Una vez bien seco, se quedaba con el dueño o responsable de la era para programar la parva. La tarde anterior se llevaba a la misma era y se "emparvaba", se disponía en círculo, con las espigas hacia dentro.
Al día siguiente, por la mañana temprano, se metían los mulos, primero sueltos para "esfalagar" -desvalijar, deshacer- los haces, dando vueltas alrededor. Después se enganchaban los trillos, donde los hombres se subían y los niños también, agarrados y entre las piernas de nuestros padres o mayores. Los cantos muleros y la juerga eran constantes, el buen ambiente era general y compartido. Una gozada.

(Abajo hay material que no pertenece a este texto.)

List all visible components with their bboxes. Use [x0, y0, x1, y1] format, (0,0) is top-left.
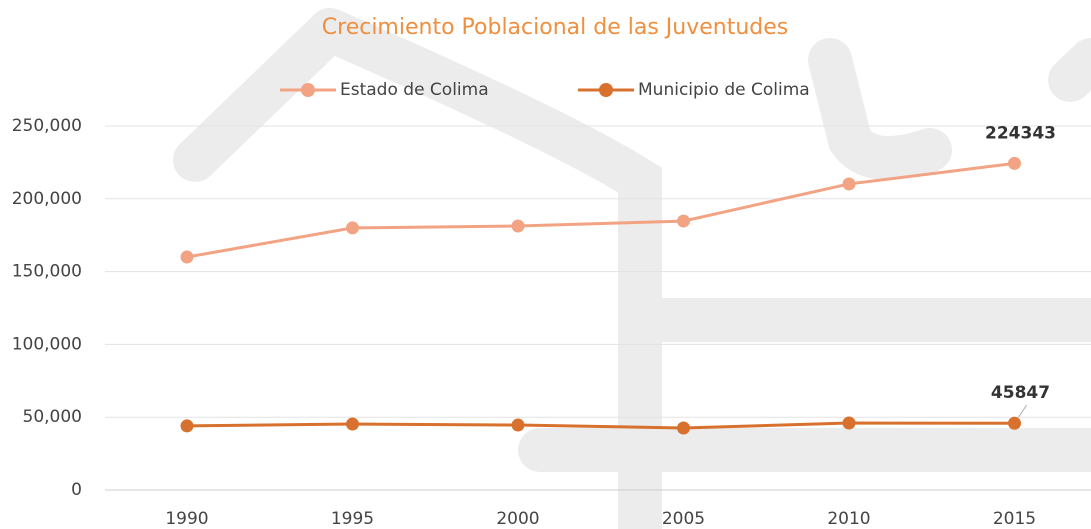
- chart-title: Crecimiento Poblacional de las Juventude…: [322, 15, 788, 40]
- point: [677, 421, 690, 434]
- point: [512, 419, 525, 432]
- point: [843, 417, 856, 430]
- point: [181, 251, 194, 264]
- chart: Crecimiento Poblacional de las Juventude…: [0, 0, 1091, 529]
- watermark: [195, 30, 1091, 529]
- y-tick-label: 250,000: [12, 116, 82, 136]
- x-tick-label: 1990: [165, 509, 208, 529]
- data-label: 224343: [985, 123, 1056, 143]
- y-tick-label: 50,000: [23, 407, 82, 427]
- y-tick-label: 200,000: [12, 189, 82, 209]
- legend-marker: [301, 83, 315, 97]
- series-line: [187, 423, 1015, 428]
- point: [1008, 157, 1021, 170]
- y-tick-label: 150,000: [12, 262, 82, 282]
- y-tick-label: 0: [71, 480, 82, 500]
- x-tick-label: 2005: [662, 509, 705, 529]
- point: [512, 220, 525, 233]
- point: [181, 419, 194, 432]
- point: [1008, 417, 1021, 430]
- x-tick-label: 1995: [331, 509, 374, 529]
- x-tick-label: 2010: [827, 509, 870, 529]
- x-tick-label: 2000: [496, 509, 539, 529]
- page: Crecimiento Poblacional de las Juventude…: [0, 0, 1091, 529]
- point: [843, 177, 856, 190]
- point: [346, 418, 359, 431]
- label-leader: [1019, 405, 1027, 417]
- legend-marker: [599, 83, 613, 97]
- legend-label: Estado de Colima: [340, 80, 489, 100]
- point: [346, 221, 359, 234]
- y-tick-label: 100,000: [12, 334, 82, 354]
- point: [677, 215, 690, 228]
- legend-label: Municipio de Colima: [638, 80, 810, 100]
- x-tick-label: 2015: [993, 509, 1036, 529]
- data-label: 45847: [991, 383, 1050, 403]
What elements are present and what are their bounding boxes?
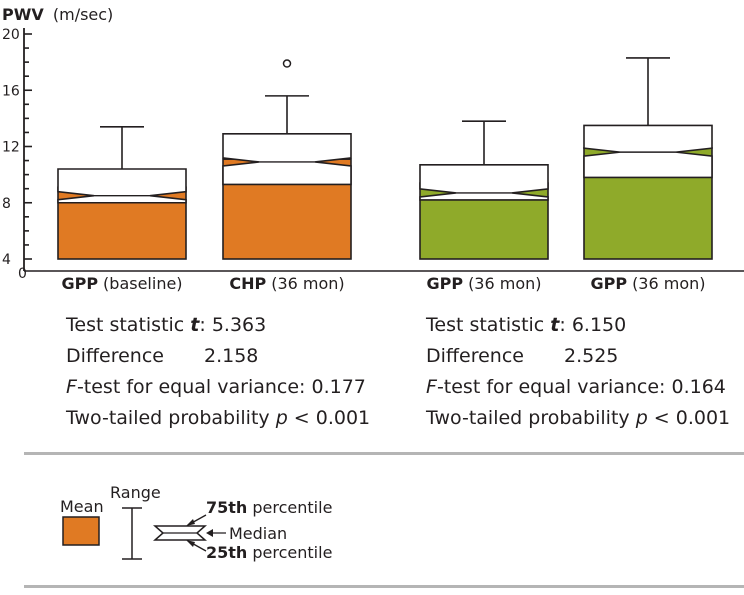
category-label: CHP (36 mon) — [229, 274, 344, 293]
y-tick-label: 16 — [2, 83, 20, 99]
stat-left-diff-label: Difference — [66, 345, 164, 367]
iqr-box — [419, 163, 549, 201]
divider-bottom — [24, 585, 744, 588]
stat-right-p: Two-tailed probability p < 0.001 — [425, 407, 730, 429]
stat-left-p: Two-tailed probability p < 0.001 — [65, 407, 370, 429]
stats-right: Test statistic t: 6.150 Difference 2.525… — [425, 314, 730, 429]
iqr-box — [222, 133, 352, 186]
y-tick-label: 20 — [2, 27, 20, 43]
y-tick-label: 8 — [2, 196, 11, 212]
legend-mean-label: Mean — [60, 497, 104, 516]
stat-right-f: F-test for equal variance: 0.164 — [426, 376, 726, 398]
legend-median-arrowhead — [206, 529, 213, 537]
stat-left-diff-value: 2.158 — [204, 345, 258, 367]
iqr-box — [583, 124, 713, 179]
legend-mean-swatch — [62, 516, 100, 546]
box-group — [583, 57, 713, 260]
y-tick-label: 4 — [2, 252, 11, 268]
iqr-box — [57, 168, 187, 204]
legend-p25-arrowhead — [186, 540, 195, 547]
outlier-point — [282, 59, 292, 68]
stats-left: Test statistic t: 5.363 Difference 2.158… — [65, 314, 370, 429]
box-group — [222, 59, 352, 260]
stat-left-t: Test statistic t: 5.363 — [65, 314, 266, 336]
y-axis-title: PWV (m/sec) — [2, 5, 113, 24]
legend-range-label: Range — [110, 483, 161, 502]
legend: Mean Range 75th percentile Median 25th p… — [60, 483, 332, 562]
stat-right-diff-label: Difference — [426, 345, 524, 367]
divider-top — [24, 452, 744, 455]
stat-right-diff-value: 2.525 — [564, 345, 618, 367]
category-label: GPP (36 mon) — [426, 274, 541, 293]
category-labels: GPP (baseline) CHP (36 mon) GPP (36 mon) GPP (3… — [61, 274, 705, 293]
y-tick-label: 12 — [2, 140, 20, 156]
legend-p75-label: 75th percentile — [206, 498, 332, 517]
category-label: GPP (baseline) — [61, 274, 182, 293]
box-group — [57, 126, 187, 260]
axis-layer: 4 8 12 16 20 — [2, 27, 744, 272]
box-layer — [57, 57, 713, 260]
legend-median-label: Median — [229, 524, 287, 543]
stat-left-f: F-test for equal variance: 0.177 — [66, 376, 366, 398]
legend-p25-label: 25th percentile — [206, 543, 332, 562]
origin-label: 0 — [18, 266, 27, 282]
box-group — [419, 120, 549, 260]
stat-right-t: Test statistic t: 6.150 — [425, 314, 626, 336]
category-label: GPP (36 mon) — [590, 274, 705, 293]
legend-p75-arrowhead — [186, 519, 195, 526]
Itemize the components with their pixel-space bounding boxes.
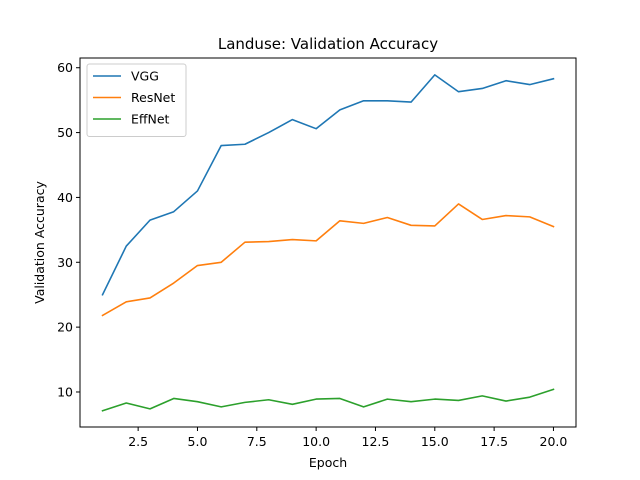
x-tick-label: 2.5 bbox=[128, 434, 148, 449]
x-tick-label: 17.5 bbox=[480, 434, 508, 449]
x-tick-label: 12.5 bbox=[362, 434, 390, 449]
x-axis: 2.5 5.0 7.5 10.0 12.5 15.0 17.5 20.0 bbox=[128, 427, 567, 449]
plot-area bbox=[101, 74, 555, 412]
chart-title: Landuse: Validation Accuracy bbox=[218, 35, 438, 53]
x-tick-label: 7.5 bbox=[247, 434, 267, 449]
y-axis: 10 20 30 40 50 60 bbox=[57, 60, 80, 399]
axes-frame bbox=[79, 57, 577, 428]
y-tick-label: 60 bbox=[57, 60, 73, 75]
y-tick-label: 50 bbox=[57, 125, 73, 140]
x-axis-label: Epoch bbox=[309, 455, 347, 470]
legend-label: EffNet bbox=[131, 112, 170, 127]
legend-label: ResNet bbox=[131, 90, 175, 105]
legend-label: VGG bbox=[131, 69, 159, 84]
y-axis-label: Validation Accuracy bbox=[32, 181, 47, 304]
x-tick-label: 15.0 bbox=[421, 434, 449, 449]
y-tick-label: 10 bbox=[57, 384, 73, 399]
series-line-effnet bbox=[101, 388, 555, 412]
x-tick-label: 5.0 bbox=[188, 434, 208, 449]
y-tick-label: 30 bbox=[57, 255, 73, 270]
x-tick-label: 20.0 bbox=[540, 434, 568, 449]
legend: VGG ResNet EffNet bbox=[86, 63, 187, 137]
y-tick-label: 20 bbox=[57, 320, 73, 335]
x-tick-label: 10.0 bbox=[302, 434, 330, 449]
y-tick-label: 40 bbox=[57, 190, 73, 205]
series-line-vgg bbox=[101, 74, 555, 296]
series-line-resnet bbox=[101, 203, 555, 317]
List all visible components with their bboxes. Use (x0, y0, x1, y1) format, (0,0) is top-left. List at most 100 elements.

Finalmente, a veces, se enganchaba "la tabla", una especie de trillo plano pero en vez de rulos llevaba unas cuchillas, para desmenuzar la paja.
Cuando los mulos habían acabado se amontonaba con las horcas de madera, bielgos y palas, se barría la era con escobas de "bolinas" y otros ramajes. Entonces se aventaba, si no había máquina de aventar, se hacía a mano aprovechando el aire. Con la máquina todo era más fácil, con aquel inolvidable sonido, tacatacataca racaraca tacatacata. Había que ir llenando la tolva, unos retirando la paja, otros el trigo, otro mirando las granzas.
La paja se llenaba en herpiles, el trigo en sacos y costales y la era volvía a quedar limpia para la siguiente parva. 
Decía que esta parva era una fiesta y como tal tenía su menú especial. Por la mañana, antes de ir a la era, los hombres tomaban un "piquislabis", vino, café, pan de aceite, higos secos, salchichón y otros embutidos y a veces una sartená tajas de la matanza -si es que se habían podido guardar- entonces no había "apurahorzas" como hoy. 
A media mañana se llevaba a la era una buena fritailla de conejo o bacalao, tortillas, embutidos, cachos de tocino crudo y el vino de la bodega y el agua fresquita de la fuente el Yero, las Grajas, la Zanja o las Cruces -dependiendo de la era-, peros de Simón, peras diversas, ciruelas...
Al medio día se hacía un buen arroz con carne, o un buen "guisaillo de papas y carne", comido con el pan casero -esto es importante- y más embutidos caseros y frutas.
Por la noche, cuando se había encerrado el trigo, se cenaba con tortillas de patatas, ensaladas y gazpachos, asaos de carne, pescado frito o aquellas sardinas que mi madre hacía con acelgas en una cacerola de barro. Años después vinieron "las trilladoras·, que supusieron una revolución en los quehaceres del pueblo. Se acabaron aquellas parvas. Empezaba la mecanización... y la deshumanización de la vida campesina, también Se acababan cantando remerinos en las puertas y placetas y hasta el año que viene, si Dios quiere".